There will be many times when you'll need or want to write to a college professor, a recruiter, a coach, a potential reference writer, or a potential employer. Since it is easy and accessible to nearly everybody, email is the first choice for many letter writers.
The first rule of email etiquette is:
1). Make sure that email is appropriate for the occasion.
Some people simply prefer official letters that arrive in the mailbox, and they may not feel that email is an appropriate way to do business - especially when they receive unsolicited emails from members of a younger generation.
It is up to you to figure out whether your professor, clergyman, teacher, future gymnastic coach, or potential mentor accepts email queries. One good way to find out is to see if this person has a web site with an email account attached. If that fails, make a simple phone call and ask.
2). Be mindful of your email address!
This is a mistake that so many teens make - and they don’t have a clue! Does your email name look something like email@example.com or Ihatepeople@allaboutme.com? And to whom are you sending this?
It’s fine to use that address when writing your friends. If you want to conduct business by email, simply create a new address.
3). Do not use texting language!
no u didnt rite ur tchr like this. U r asking fr trubl. And DON’T USE ALL CAPS.
4). Use letter format.
Most email accounts give you formatting options. Go ahead and format your letter using a proper greeting, paragraphs, bullets, closings, or other features that give your letter a professional look.
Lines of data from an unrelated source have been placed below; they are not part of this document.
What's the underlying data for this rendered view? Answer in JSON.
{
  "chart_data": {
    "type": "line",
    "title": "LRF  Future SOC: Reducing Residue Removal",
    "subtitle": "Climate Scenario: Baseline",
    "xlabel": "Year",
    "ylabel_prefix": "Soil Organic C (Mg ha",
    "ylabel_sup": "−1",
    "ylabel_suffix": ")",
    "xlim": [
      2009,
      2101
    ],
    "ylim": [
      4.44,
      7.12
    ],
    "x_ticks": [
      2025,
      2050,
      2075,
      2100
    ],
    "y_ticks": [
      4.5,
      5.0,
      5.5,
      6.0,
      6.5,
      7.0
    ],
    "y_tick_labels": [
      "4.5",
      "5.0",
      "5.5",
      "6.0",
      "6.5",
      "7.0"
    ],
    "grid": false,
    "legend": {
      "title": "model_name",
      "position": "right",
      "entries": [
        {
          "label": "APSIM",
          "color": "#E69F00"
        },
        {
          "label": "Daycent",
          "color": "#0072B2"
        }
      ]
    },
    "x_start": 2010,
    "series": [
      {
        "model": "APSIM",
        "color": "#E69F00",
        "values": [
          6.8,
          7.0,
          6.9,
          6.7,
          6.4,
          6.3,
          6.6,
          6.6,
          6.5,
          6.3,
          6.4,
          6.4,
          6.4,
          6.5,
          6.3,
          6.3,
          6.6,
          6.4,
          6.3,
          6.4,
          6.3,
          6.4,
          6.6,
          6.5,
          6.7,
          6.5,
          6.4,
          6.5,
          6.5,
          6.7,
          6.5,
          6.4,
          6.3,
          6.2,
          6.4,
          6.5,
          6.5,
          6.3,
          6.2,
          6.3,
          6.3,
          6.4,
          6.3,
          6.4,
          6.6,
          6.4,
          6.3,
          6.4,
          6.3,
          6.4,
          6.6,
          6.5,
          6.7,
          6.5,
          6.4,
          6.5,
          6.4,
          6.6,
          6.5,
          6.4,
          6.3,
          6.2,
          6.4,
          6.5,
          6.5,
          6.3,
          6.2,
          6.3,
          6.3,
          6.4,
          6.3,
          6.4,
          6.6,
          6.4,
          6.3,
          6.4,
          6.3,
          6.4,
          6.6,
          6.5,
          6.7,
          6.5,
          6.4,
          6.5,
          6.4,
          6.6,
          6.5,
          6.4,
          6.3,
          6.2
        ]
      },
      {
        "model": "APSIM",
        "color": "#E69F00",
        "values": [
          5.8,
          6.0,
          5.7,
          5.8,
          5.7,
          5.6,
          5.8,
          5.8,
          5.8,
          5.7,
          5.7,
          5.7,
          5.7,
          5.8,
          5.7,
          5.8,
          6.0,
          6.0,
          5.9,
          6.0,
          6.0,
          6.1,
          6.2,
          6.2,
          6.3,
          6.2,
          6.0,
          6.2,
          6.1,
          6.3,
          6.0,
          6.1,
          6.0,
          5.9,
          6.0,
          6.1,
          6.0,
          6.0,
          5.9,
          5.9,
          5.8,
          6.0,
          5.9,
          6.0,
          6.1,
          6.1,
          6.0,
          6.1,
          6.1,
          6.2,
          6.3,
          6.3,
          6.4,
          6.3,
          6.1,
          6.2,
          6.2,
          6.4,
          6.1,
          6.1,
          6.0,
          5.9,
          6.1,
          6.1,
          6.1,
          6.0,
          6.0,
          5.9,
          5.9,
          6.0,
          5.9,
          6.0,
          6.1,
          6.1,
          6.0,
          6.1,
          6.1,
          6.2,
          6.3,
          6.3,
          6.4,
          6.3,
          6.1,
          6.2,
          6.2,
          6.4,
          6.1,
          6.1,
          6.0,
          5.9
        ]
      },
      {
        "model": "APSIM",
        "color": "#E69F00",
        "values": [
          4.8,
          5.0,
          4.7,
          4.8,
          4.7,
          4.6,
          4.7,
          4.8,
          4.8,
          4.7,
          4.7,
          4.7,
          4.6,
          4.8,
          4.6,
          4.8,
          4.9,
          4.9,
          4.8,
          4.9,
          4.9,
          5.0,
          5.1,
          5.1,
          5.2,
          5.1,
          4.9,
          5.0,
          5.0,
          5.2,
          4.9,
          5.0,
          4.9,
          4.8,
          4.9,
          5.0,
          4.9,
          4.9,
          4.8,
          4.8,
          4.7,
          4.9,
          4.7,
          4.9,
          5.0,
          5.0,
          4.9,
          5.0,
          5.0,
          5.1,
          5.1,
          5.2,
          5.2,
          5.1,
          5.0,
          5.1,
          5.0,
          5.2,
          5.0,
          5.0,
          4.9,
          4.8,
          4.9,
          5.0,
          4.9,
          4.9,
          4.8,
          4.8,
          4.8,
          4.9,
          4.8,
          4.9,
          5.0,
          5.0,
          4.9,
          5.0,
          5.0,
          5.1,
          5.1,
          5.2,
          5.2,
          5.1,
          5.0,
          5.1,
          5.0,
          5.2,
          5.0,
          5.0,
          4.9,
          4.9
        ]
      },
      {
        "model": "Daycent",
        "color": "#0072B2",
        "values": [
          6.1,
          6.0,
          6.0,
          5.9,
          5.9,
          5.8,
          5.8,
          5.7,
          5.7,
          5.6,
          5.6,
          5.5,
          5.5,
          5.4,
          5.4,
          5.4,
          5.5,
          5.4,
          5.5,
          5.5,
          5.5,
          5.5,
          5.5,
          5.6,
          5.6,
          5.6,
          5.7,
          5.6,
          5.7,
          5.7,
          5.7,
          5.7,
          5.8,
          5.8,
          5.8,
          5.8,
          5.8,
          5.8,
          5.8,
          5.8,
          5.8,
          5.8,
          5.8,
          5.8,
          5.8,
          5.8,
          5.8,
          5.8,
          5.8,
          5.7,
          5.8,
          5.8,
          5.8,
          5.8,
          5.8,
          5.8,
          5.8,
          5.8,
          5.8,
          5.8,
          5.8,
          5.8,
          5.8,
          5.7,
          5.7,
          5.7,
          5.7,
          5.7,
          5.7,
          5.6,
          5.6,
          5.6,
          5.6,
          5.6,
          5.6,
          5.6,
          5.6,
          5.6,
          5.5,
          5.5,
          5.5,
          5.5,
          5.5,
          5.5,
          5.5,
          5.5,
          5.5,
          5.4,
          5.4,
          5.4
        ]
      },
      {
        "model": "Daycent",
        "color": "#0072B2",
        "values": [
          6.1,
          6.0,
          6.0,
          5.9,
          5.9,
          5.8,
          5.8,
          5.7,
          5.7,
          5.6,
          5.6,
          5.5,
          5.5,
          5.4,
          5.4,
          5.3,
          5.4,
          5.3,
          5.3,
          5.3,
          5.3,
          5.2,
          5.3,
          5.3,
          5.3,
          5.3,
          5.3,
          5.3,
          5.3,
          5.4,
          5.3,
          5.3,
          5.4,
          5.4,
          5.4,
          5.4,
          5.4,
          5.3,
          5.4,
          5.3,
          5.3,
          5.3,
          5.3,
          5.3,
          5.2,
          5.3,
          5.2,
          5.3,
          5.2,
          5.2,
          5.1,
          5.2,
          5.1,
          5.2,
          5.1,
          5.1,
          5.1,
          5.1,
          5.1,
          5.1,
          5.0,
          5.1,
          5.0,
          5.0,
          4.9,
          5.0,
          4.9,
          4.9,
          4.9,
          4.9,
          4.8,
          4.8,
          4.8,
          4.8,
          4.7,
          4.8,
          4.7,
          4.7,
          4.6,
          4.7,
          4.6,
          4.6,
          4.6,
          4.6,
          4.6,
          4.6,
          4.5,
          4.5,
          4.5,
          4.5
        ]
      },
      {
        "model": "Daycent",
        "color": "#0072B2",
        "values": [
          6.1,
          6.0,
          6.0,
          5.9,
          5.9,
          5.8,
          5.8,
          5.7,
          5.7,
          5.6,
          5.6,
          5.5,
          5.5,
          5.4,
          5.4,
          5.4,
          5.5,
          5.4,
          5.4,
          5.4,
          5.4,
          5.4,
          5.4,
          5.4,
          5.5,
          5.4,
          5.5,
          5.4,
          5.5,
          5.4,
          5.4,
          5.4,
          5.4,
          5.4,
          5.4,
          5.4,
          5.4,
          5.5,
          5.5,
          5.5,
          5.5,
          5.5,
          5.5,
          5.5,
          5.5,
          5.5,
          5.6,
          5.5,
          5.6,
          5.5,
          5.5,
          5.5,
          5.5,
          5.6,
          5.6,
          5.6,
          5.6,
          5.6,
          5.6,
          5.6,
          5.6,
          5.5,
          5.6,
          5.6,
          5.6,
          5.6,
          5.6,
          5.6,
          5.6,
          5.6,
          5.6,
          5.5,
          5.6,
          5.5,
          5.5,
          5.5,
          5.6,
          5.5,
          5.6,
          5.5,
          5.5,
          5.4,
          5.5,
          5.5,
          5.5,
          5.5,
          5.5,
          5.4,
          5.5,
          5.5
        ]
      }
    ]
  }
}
This shows that you are serious, mature, and savvy.
5.) Be respectful.
Many of us tend to get a little too familiar or get a little too comfortable in emails, and this may cause us to make costly assumptions. For example, you should always use an appropriate title when addressing a professional, even if that person signs his correspondence with his/her first name. If in doubt, use a title.
- If you are writing to a college professor and you don’t know whether the person is a Ph.D., use "Dear Professor."
- If you don’t know the gender of the person you are writing, you could use the first and last name, like "Dear Jo Baker," or you could use the role of the person as your title, like "Dear Search Committee Chair." If it is possible, you could also make a phone call to the department or office and ask how to address the person you’re writing.
- When in doubt, be formal in your address. It may seem stuffy, but it won’t offend anybody! When influential people are the laid-back types and they want you to relax, they tell you so.